Welcome to the Telco Customer Churn Prediction project. This project is dedicated to predicting customer churn in the telecommunications industry, a vital task for businesses aiming to retain their customers and make data-driven decisions to reduce attrition rates.

## Dataset

The dataset used in this project is `Telco_customer_churn.xlsx`. It contains information about Telco customers, including demographics, service subscriptions, and customer churn status. The dataset consists of various features, encompassing both numerical and categorical variables.

## Project Objectives

The primary objectives of this project are:
1. **Churn Prediction**: Develop accurate machine learning models that can predict which customers are likely to churn.

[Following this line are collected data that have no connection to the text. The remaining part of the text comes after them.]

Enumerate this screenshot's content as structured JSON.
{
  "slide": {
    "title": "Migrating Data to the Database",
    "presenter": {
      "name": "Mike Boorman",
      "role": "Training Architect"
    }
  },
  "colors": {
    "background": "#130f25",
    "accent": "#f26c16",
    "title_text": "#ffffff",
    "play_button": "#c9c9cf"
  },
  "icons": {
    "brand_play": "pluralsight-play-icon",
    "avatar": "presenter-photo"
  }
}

By identifying at-risk customers early, companies can take proactive measures to retain them.
2. **Data Analysis**: Conduct in-depth exploratory data analysis (EDA) to gain insights into customer behavior, demographics, and the factors influencing churn. EDA helps in understanding the dataset and uncovering actionable patterns.
3. **Model Building**: Utilize various machine learning algorithms to build predictive models. These models will help classify customers as potential churners or non-churners.
4. **Model Evaluation**: Evaluate the performance of the models using relevant metrics like accuracy, precision, recall, and F1-score. The evaluation provides an understanding of how well the models perform in practice.
5. **Recommendations**: Provide actionable recommendations and insights based on the analysis and model outcomes. These recommendations can guide business strategies to reduce churn rates.

## How to Use

To work with this project, you will need to have Python and the following libraries installed:
* pandas
* numpy
* scikit-learn

You can then use the provided Jupyter notebook or Python scripts to explore the data, build models, and make predictions.